Constantinus’un İmparator Maxentius’a karşı kazandığı zafere adanan tak, Kolezyum’a yürüme mesafesinde bulunuyor. Giriş ücretsiz.
Adres: Piazza del Colosseo, Roma, İtalya
Ulaşım: 60, 75, 85, 87, 271, 571, 175, 186, 810, 850 ile C3 No’lu otobüsler, metronun “Colosseo” durağı, 3 No’lu tramvay hattı
Ziyaret Bilgileri: Pazartesi-Cumartesi 09:00-19:00, resmi tatillerde kapalı.
Giriş ücreti: 18 Avro
Roma Pass: 3 gün şehri içi ücretsiz ulaşım, ücretsiz 2 müze ziyareti.
Roma Havalimanından Kolezyum’a ulaşım taksi veya otobüs kullanarak oldukça kolay fakat asıl zor kısım içeriye girmek. Özellikle yaz döneminde inanılmaz uzun sıralar beklemek zorunda kalınabiliyor. Hemen girmeyip başka bir zaman gelmek dışında bu kuyruklardan kurtulmanın farklı yolları da var. Roman Forum ya da Via de San Gregorio’dan biletlerinizi alabilirsiniz ve genellikle buralarda çok sıra olmaz.
Kolezyum’un olağanüstü uzun bir bilet kuyruğu var. Bu kuyruktan kurtulmak için yapmanız gereken ise içerisinde Kolezyum, Palantine Tepesi ve Roman Forum’una giriş biletlerinin bulunduğu kombo bileti hemen bir üst sokaktaki Palantine Hill bilet ofisinden almak. Gerçekten eğer elinizde biletiniz varsa saatlerce süren bu kuyruktan kurtulup direk elinizde biletlerle giriş yapabilirsiniz.
Kolezyum, Forum ve Palatino Tepesi tek bölge şeklinde Antik Roma olarak gezilebiliyor. Roma Pass ücretsiz müze hakkınızın ilkini burada kullandığınızda aynı bilet 24 saat süreyle Palatino Tepesi için de geçerli oluyor. Foro Romano ise ücretsiz. Dolayısıyla her üçünü de tek bilet hakkı kullanarak Roma Pass ile gezebilirsiniz.
Roma gezilecek yerler listesideki Kolezyum, Avrupa’nın en ikonik simge yapılarından birisi. Ziyaretçilerin zamanda geri adım atmalarına ve gladyatör fantezilerini yaşamalarına izin vermenin yanı sıra, antik Romalıların tarihine bir bakış açısı sağlıyor.

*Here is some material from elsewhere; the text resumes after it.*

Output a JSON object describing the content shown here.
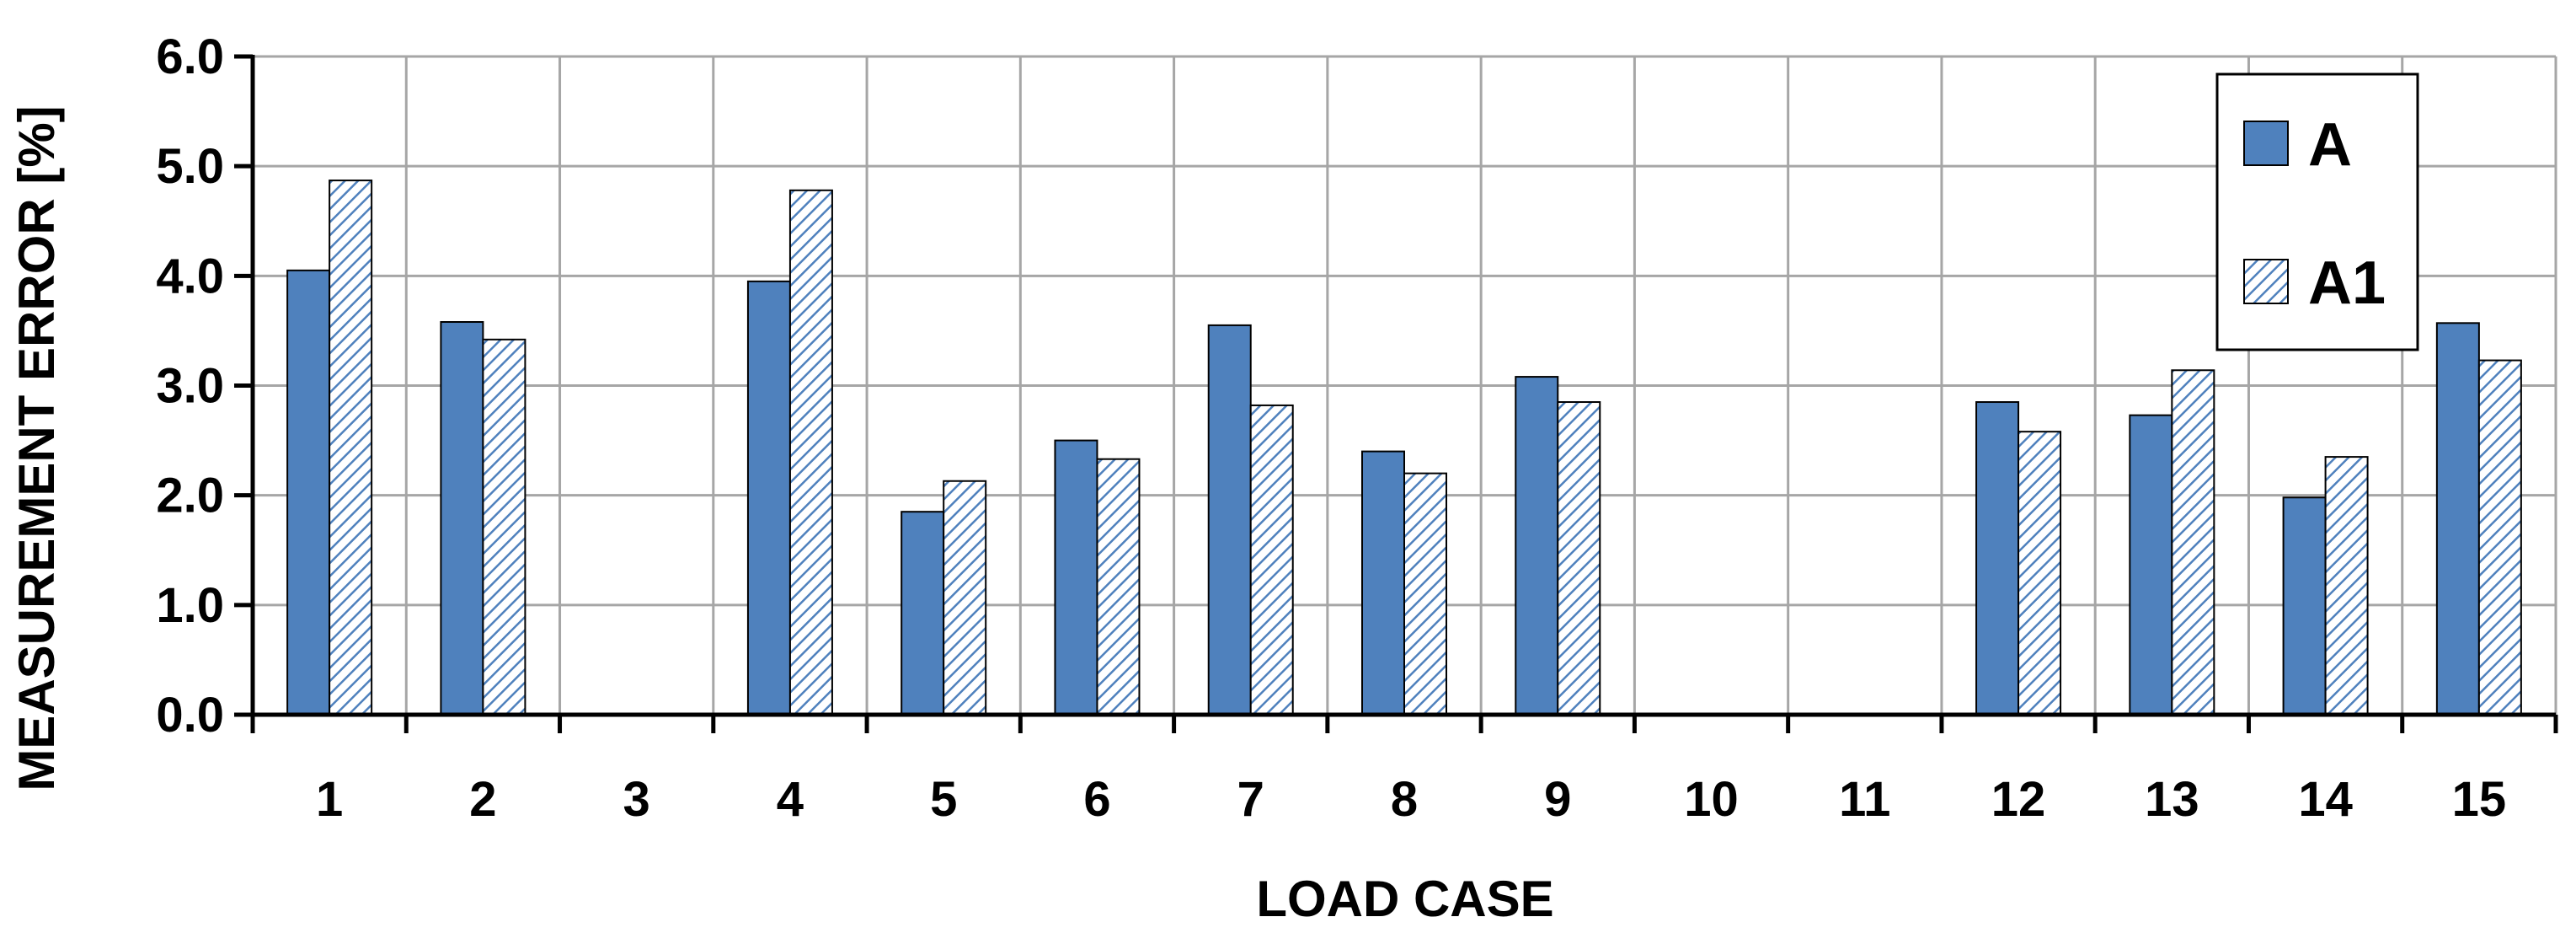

Anladığım kadarı ile Kolezyum’da sıra bekleyip 18€ para ödemektense RomaPass alıp muze haklarından faydalanmak bile daha cazip. Ulaşımı kullanmasan bile 2 müze hakkı zaten 38 Euroyu çıkarıyor diye düşünüyorum. Bu konu hakkında ne dusunuyorsunuz? Ayrıca mayıs sonu gibi havanın ılıman olacağını düşünüyorum umarım yaz yağmurları bizi zorlamaz 🙂
Avrupa ülkelerinden birinde temelli yaşamayı planlıyorum. Hangi ülkeyi tercih edersiniz. O ülkede ev alıcam ve de iş kurucam bu sebeble pişman olmak istemiyorum. Ek olarak oturma vizesi almak ciddi manada zor mu?
Avrupa ülkelerinin hepsi yaşanmaya değer ülkelerdir sizin iş kurma kıstasınıza göre değişkenlik gösterebilir.

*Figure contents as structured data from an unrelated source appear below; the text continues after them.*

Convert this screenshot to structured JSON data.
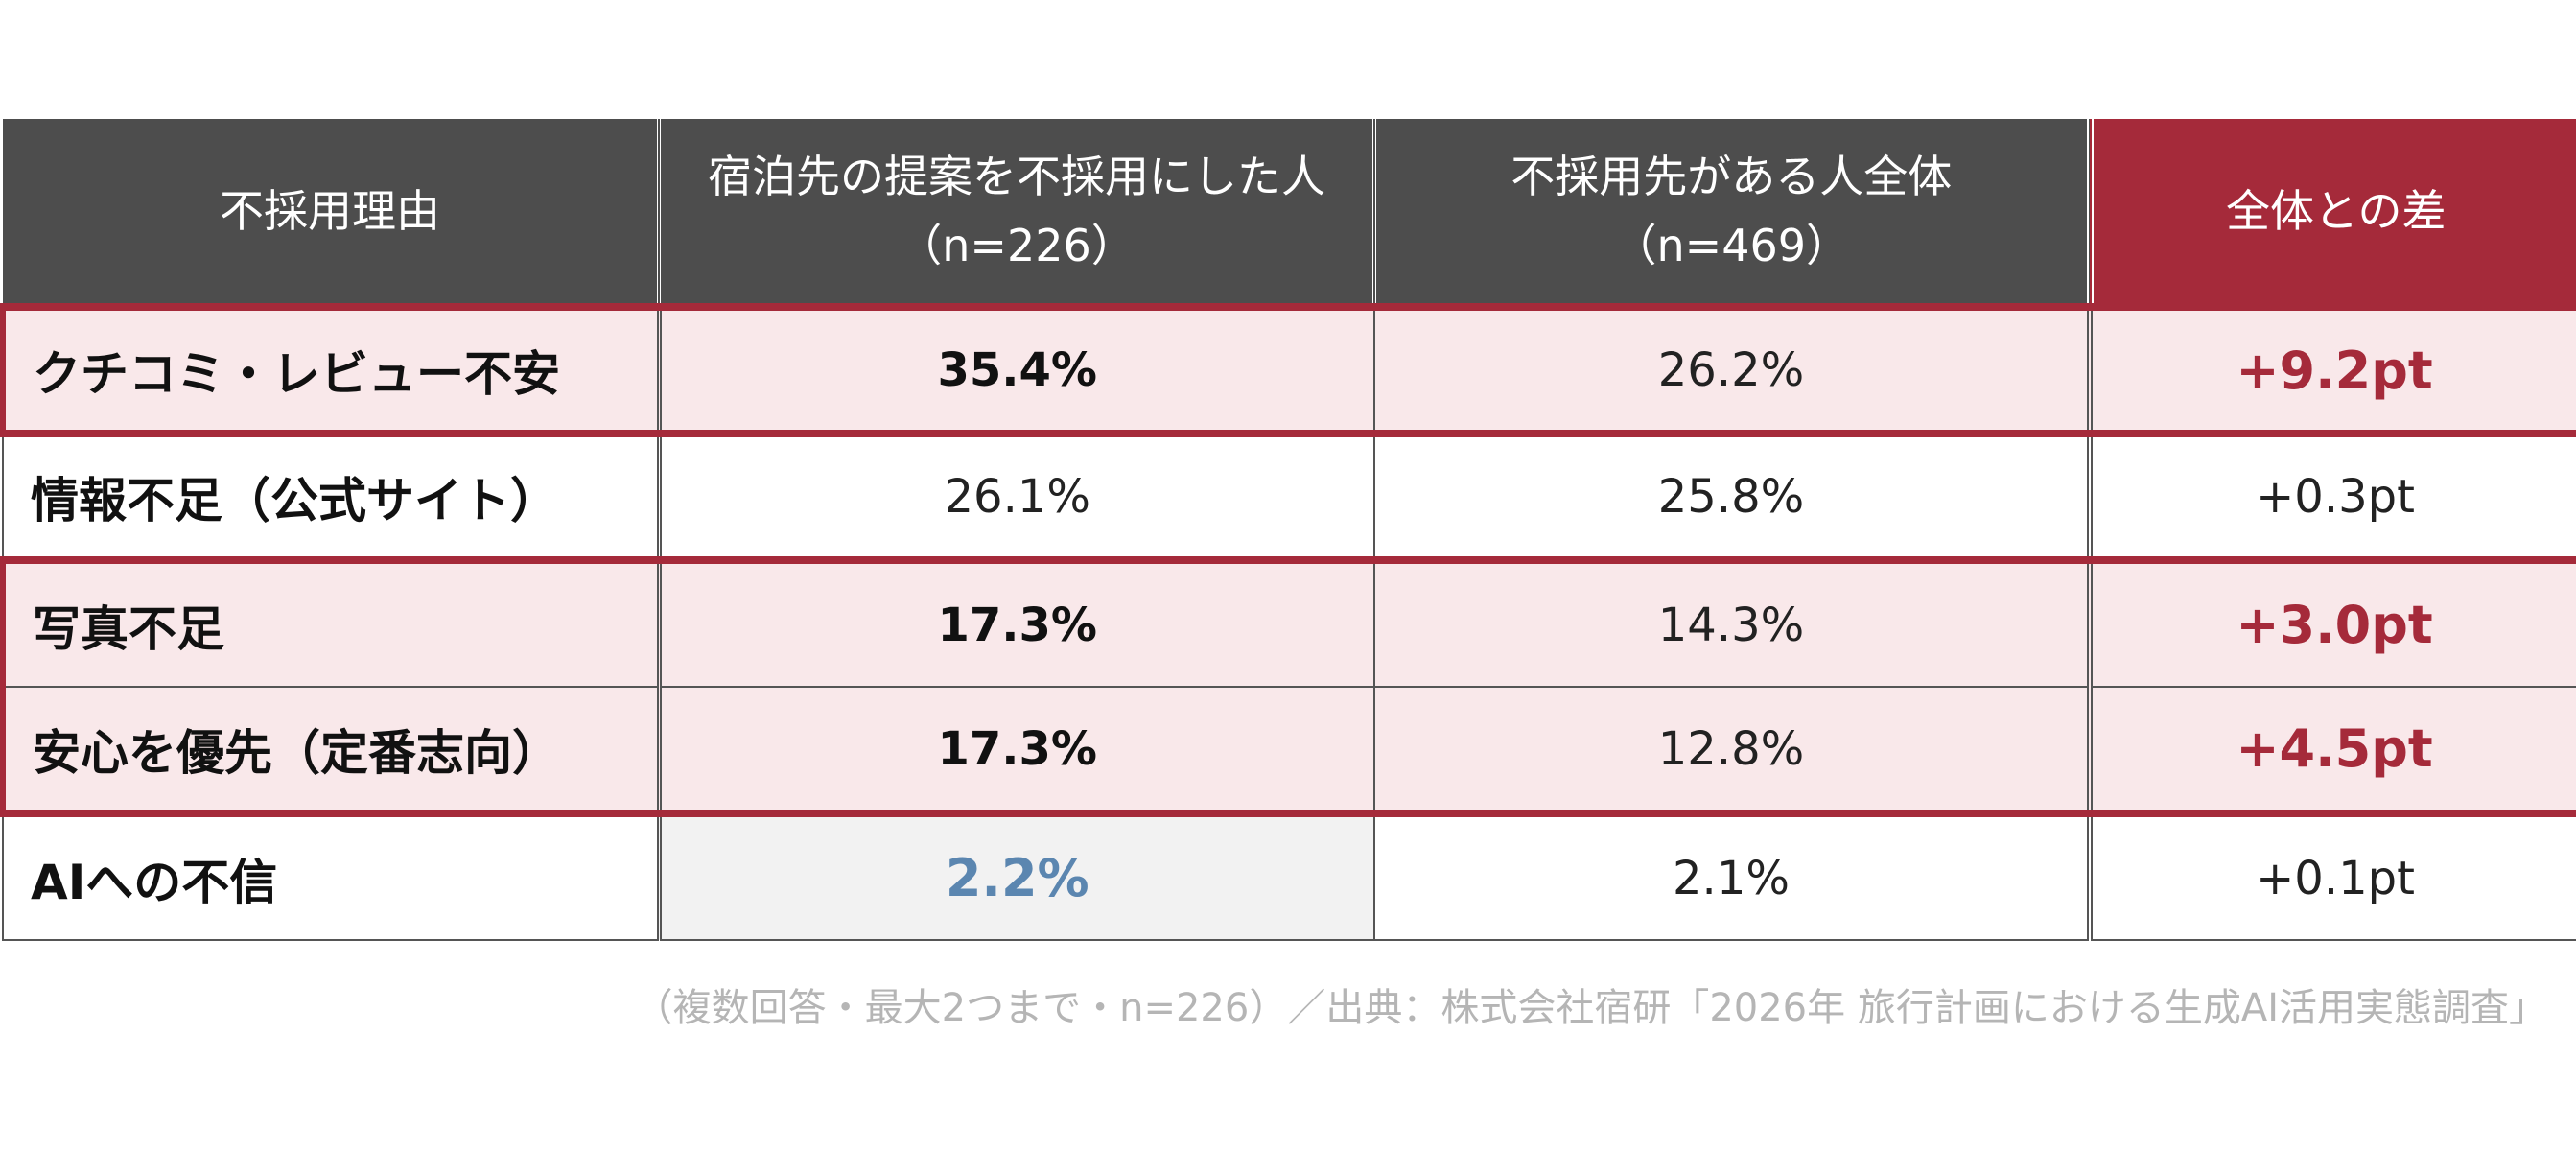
{
  "chart_data": {
    "type": "table",
    "columns": [
      {
        "label": "不採用理由"
      },
      {
        "label": "宿泊先の提案を不採用にした人",
        "sub": "（n=226）"
      },
      {
        "label": "不採用先がある人全体",
        "sub": "（n=469）"
      },
      {
        "label": "全体との差"
      }
    ],
    "rows": [
      {
        "reason": "クチコミ・レビュー不安",
        "rejected": "35.4%",
        "overall": "26.2%",
        "diff": "+9.2pt",
        "highlight": true
      },
      {
        "reason": "情報不足（公式サイト）",
        "rejected": "26.1%",
        "overall": "25.8%",
        "diff": "+0.3pt",
        "highlight": false
      },
      {
        "reason": "写真不足",
        "rejected": "17.3%",
        "overall": "14.3%",
        "diff": "+3.0pt",
        "highlight": true
      },
      {
        "reason": "安心を優先（定番志向）",
        "rejected": "17.3%",
        "overall": "12.8%",
        "diff": "+4.5pt",
        "highlight": true
      },
      {
        "reason": "AIへの不信",
        "rejected": "2.2%",
        "overall": "2.1%",
        "diff": "+0.1pt",
        "highlight": false
      }
    ],
    "note": "（複数回答・最大2つまで・n=226）／出典：株式会社宿研「2026年 旅行計画における生成AI活用実態調査」"
  },
  "colors": {
    "header_bg": "#4d4d4d",
    "accent": "#a52a3a",
    "highlight_bg": "#f9e8ea",
    "low_value": "#5b86b0",
    "note": "#b5b5b5"
  }
}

Yaşam standarlarıda öyle kırsal bir bölgeye mi yerleşmek istiyorsunuz. Yoksa kalabalık bir şehre mi yerleşmek istiyorsunuz. Çok param var pahalı olsun istiyorsanız. İsviçre avrupanın en pahalı yaşam standardı en yüksek şehri, sonra sırasıyla Norveç, İsveç, Finlandiya izler bunlarda yaşam standartları ve hayat çok güzeldir. Ama ülkelerde insanları gibi soğuktur.
Ben sıcak kanlı insanlarla yaşamayı düşünüyorum dersenizde İspanya ve güney İtalya yı öneririm.
Yatırıma açık ülkeler içinde sana Romanya yı düşünmeni öneririm.